By ,
Published January 13, 2015
Efforts to pass a massive compromise federal spending bill collapsed Monday as a top House Democrat abandoned the measure, accusing the White House and congressional Republicans of failing to bargain in good faith.
House Appropriations Committee Chairman David Obey, D-Wis., had been working with moderate Republicans to try to generate momentum for a catchall spending bill that split the differences between increases sought by Democrats and the strict budget submitted by President Bush in February.
But after a White House veto threat over the weekend, a frustrated Obey said he would rip up the compromise bill and devise a new one using the strict spending ceiling set by Bush — but would reach it by whacking GOP priorities and stripping the measure of billions of dollars in pet projects for lawmakers in both parties.
Obey's move came on the day he had been expected to unveil the bill, with a vote planned for Tuesday. The Senate had been anticipated to take up the bill later in the week, add funding for Iraq and make some final trims to Democrats' spending plans.
White House budget director Jim Nussle said Saturday that Bush would veto the omnibus spending bill sight unseen for exceeding Bush's budget by $18 billion.
"It is extraordinary that the President would request an 11 percent increase for the Department of Defense, a 12 percent increase for foreign aid, and $195 billion of emergency funding for the war, while asserting that a 4.7 percent increase for domestic programs is fiscally irresponsible," said Senate Appropriations Committee Chairman Robert Byrd, D-W.Va.

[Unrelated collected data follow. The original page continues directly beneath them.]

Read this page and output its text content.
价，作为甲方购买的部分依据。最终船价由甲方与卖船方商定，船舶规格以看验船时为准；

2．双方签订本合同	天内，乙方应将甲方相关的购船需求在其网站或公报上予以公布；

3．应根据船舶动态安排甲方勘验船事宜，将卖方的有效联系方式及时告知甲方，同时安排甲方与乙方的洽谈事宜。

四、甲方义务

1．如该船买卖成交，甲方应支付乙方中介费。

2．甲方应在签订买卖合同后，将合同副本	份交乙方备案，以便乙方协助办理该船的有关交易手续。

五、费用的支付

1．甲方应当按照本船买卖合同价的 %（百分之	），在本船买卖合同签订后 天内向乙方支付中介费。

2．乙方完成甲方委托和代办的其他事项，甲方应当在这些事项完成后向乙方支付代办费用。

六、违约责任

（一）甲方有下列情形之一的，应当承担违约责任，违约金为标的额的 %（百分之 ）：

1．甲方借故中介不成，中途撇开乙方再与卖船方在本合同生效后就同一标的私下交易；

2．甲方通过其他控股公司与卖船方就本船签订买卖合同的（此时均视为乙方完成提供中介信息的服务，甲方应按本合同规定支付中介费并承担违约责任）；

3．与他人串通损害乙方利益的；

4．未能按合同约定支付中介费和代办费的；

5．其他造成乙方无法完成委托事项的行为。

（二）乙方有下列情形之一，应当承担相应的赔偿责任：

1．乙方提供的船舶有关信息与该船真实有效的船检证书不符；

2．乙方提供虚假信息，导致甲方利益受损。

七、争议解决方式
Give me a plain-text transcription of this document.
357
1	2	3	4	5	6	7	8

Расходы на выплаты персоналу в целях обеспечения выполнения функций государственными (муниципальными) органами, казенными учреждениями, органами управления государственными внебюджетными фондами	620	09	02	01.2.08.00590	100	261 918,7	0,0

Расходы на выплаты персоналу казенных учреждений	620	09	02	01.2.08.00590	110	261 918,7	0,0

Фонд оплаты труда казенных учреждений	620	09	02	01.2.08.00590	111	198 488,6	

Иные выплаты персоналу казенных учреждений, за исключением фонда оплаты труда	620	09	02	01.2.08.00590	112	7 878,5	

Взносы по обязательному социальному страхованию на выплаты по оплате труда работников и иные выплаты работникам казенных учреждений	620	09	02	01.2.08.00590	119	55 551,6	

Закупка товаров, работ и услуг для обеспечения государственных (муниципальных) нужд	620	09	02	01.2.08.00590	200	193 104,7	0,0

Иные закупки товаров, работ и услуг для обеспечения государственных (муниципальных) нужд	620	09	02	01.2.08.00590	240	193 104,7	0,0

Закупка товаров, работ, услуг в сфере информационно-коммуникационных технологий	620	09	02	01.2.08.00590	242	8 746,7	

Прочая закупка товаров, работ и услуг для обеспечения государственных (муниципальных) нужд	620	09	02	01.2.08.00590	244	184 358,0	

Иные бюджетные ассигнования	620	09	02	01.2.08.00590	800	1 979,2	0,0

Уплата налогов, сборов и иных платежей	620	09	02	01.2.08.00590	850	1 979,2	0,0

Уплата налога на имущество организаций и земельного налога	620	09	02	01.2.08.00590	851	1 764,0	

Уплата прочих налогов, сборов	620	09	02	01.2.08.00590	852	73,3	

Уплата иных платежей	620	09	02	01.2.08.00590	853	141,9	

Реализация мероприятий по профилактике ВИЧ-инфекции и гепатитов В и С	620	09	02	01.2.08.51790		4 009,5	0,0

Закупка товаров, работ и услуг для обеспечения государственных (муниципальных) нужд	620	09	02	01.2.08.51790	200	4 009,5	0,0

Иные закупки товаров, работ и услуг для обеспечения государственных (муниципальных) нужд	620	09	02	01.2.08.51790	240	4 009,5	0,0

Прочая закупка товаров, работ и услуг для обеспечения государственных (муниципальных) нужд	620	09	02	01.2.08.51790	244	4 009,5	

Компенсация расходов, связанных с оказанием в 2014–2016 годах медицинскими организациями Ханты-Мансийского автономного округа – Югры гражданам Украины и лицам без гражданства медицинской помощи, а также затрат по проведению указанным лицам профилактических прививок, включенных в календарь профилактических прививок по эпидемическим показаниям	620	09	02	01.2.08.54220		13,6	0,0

Nussle had accused Democrats of "trying to leverage troop-funding for more pork-barrel spending," but Obey said the opposite is true — that the White House was willing to relent just slightly on domestic spending in order to obtain up to $70 billion for the wars in Iraq and Afghanistan.
"I don't see any purpose in stringing things out for table scraps," Obey said, threatening to cut off negotiations and produce a bill — at Bush's strict budget number — without any GOP help.
"Short of having somebody in authority sit down and say, 'OK, we will work out a reasonable compromise,' I don't see any point in prolonging the agony," Obey said. "I don't see how we have any choice but to go to the president's numbers on appropriations to make clear that we aren't going to link the war with token funding on the domestic side."
Obey's sentiments weren't universally shared among Democrats. Senate Appropriations Chairman Byrd still hoped to work out an agreement, and Senate Majority Leader Harry Reid, D-Nev., met Monday afternoon with GOP counterpart Mitch McConnell of Kentucky in hopes of putting the omnibus measure back on track.
The omnibus plan had been under discussion for more than three weeks and would have represented the best hope for avoiding a budget train wreck like the stalemate last year under GOP rule.
The measure under development would roll together 11 unfinished spending bills funding every domestic Cabinet agency, as well as a foreign aid budget that's trimmed back from Bush's request.
The bill contained about $30 billion for U.S. efforts in Afghanistan, but Democratic leaders anticipate that Senate Republicans would have added to the measure up to $40 billion more for military operations in Iraq.
"They keep raising the ante," Obey said. "Now they're up to $70 billion (for Iraq and Afghanistan). I don't want to be part of any deal like that."
Obey's comments appeared aimed in part at encouraging the sizable bloc of pragmatic Republicans supporting the split-the-differences bill to press GOP leaders to make concessions or risk losing funding for favored programs and hometown projects.
The infusion of war funds was expected to siphon off votes from anti-war Democrats, making it extremely difficult to assembled a hoped for veto-proof coalition of Democrats and GOP moderates for the bill.
On Monday, MoveOn.org, a leading liberal advocacy group, called on lawmakers to oppose any war funding measure that does not include a timetable for withdrawing troops.
The bill under development includes almost $11 billion above Bush's overall figure for the one-third of the U.S. budget appropriated each year by Congress, as well as $7.4 billion in emergency spending for pressing needs like border security and State Department operations in Iraq.
Most of the emergency money was either requested by the White House or receives strongest backing from Republicans. Even items not officially requested by the White House budget office were requested by agency chiefs, Obey said.
"Most of that emergency spending is theirs," Obey said.
Of the $11 billion increase Democrats sought for other programs, much of the money would have gone to reverse budget cuts sought by Bush to programs such as grants to state and local governments for law enforcement, community development, and water and sewer projects.
The bill also would have provided small increases for health research, education and community health centers, among other programs. Homeland security grants to state and local police and firefighters would have received a $726 million boost, some 20 percent.